To his credit, he did another presentation in June 2012 in which he outlined an idea that resembles level targeting of inflation by taking a wide range of commodity prices into account when making policy. It seemed as if he understood that there was something wrong with monetary policy and the Fed needed better controls.  This idea would have been an improvement over the policy at the time, but it is hardly anything that would be required in order to solve the current gap in either trend of inflation or NGDP; and I really thought that the point of the Fed mandates was for the long run. He misses that point entirely, that if the target is 2%, it supposed to be a long run target; and if the Fed undershoots that target for four years, it has to make it up so that the long-run evens out to 2%. There is never any explanation about how he plans for the Fed to be consistent with the mandates, avoid another bout of deflation, and exit the zero bound before the next recession hits. These are all factors that go overlooked and unaddressed, and are more important aspects of the precarious (and dangerous) spot in the corner in which the Fed has painted itself.

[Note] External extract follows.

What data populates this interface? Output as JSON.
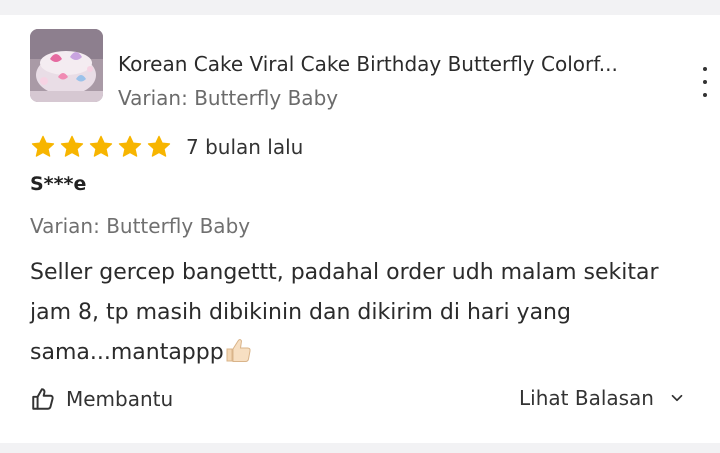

Another illustration of missing the point of nominal stability is in Kocherlakota’s idea of a “lift-off” plan for the Fed, as described in this video, where he states an aggressive view for unemployment, and modifies it with an expectation of no more than 2.5% inflation without describing in which time frame. Has he changed is opinion about inflation targeting, or simply modified his stance to tolerate a little more in the short run? How does he view obligations toward undershooting the target? We don’t know.

I, therefore, am skeptical that the more recent statements by Kocherlakota represent a coming to Jesus moment. If we take a look at the ideas in which he has invested himself, he has been very thorough in presentation, complete with flow charts and graphs. If he were genuinely trying to make the case that money has been tight relative to trend, why not accompany his statements with the charts that show the huge gap in both inflation and NGDP relative to trend – like Lars Christensen’s one-chart version of the failure of monetary policy? Those have so far been conspicuously absent from FOMC members’ public descriptions of why LSAPs are necessary and justified while being pieces of evidence that are most compelling.

My belief regarding these and like statements made by other members is more toward the counter intuitive that lack of commitment to an idea leads to failure, and that might be what they are waiting for as they refuse to commit to a level target, making up the gap in the trend of either inflation or NGDP, and retain the “…within the context of price stability” in the statements. They don’t even know what “within the context of price stability” means; and unless they at least modify that statement by adding the words “long run,” I will wait for more clarity before jumping to conclusions and heaping praise where none is due. It really is no progress at all if that isn’t understood more demonstrably than with platitudes of activating open-ended LSAPs without a clear goal. That is all they have done, nothing more.